I have two different DAGs that need to run in different frequencies. One i.e. dag1
needs to run weekly and the dag2
needs to run daily. Now dag2
should only run when dag1 has finished, on every occurrence when dag1
runs.
I have defined two DAGs as follows in two different python modules.
dag1.py
PROJECT_PATH = path.abspath(path.join(path.dirname(__file__), '../..'))
with DAG('dag1',
default_args={
'owner': 'airflow',
'start_date': dt.datetime(2019, 8, 19, 9, 30, 00),
'concurrency': 1,
'retries': 0
}
schedule_interval='00 10 * * 1',
catchup=True
) as dag:
CRAWL_PARAMS = BashOperator(
task_id='crawl_params',
bash_command='cd {}/scraper && scrapy crawl crawl_params'.format(PROJECT_PATH)
)
dag2.py
PROJECT_PATH = path.abspath(path.join(path.dirname(__file__), '../..'))
with DAG('dag2',
default_args = {
'owner': 'airflow',
'start_date': dt.datetime(2019, 8, 25, 9, 30, 00),
'concurrency': 1,
'retries': 0
}
schedule_interval='5 10 * * *',
catchup=True
) as dag:
CRAWL_DATASET = BashOperator(
task_id='crawl_dataset',
bash_command='''
cd {}/scraper && scrapy crawl crawl_dataset
'''.format(PROJECT_PATH)
)
Currently I have manually set a gap of 5 minutes between two dags.
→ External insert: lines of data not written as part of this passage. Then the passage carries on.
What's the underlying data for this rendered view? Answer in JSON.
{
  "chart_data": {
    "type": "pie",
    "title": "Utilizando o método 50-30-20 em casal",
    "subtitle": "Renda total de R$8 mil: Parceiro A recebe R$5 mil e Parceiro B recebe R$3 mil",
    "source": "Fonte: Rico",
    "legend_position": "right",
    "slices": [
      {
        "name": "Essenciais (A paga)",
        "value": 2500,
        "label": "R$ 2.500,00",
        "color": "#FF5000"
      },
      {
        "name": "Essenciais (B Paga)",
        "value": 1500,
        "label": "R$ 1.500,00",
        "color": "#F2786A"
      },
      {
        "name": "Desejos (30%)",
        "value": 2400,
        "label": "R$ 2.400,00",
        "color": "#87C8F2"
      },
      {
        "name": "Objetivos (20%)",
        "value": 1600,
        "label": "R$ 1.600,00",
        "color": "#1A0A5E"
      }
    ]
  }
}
This setup is not working currently and also lacks the function to make dag2
dependent on dag1
as required.
I had checked the answers here and here but was not able to figure out.
NOTE: the schedule_intervals
are indicative only. The intention is to run dag1
every Monday at a fixed time and run dag2
daily on a fixed time and on Monday, it should only after dag1
finishes.
Here each dag has multiple tasks as well.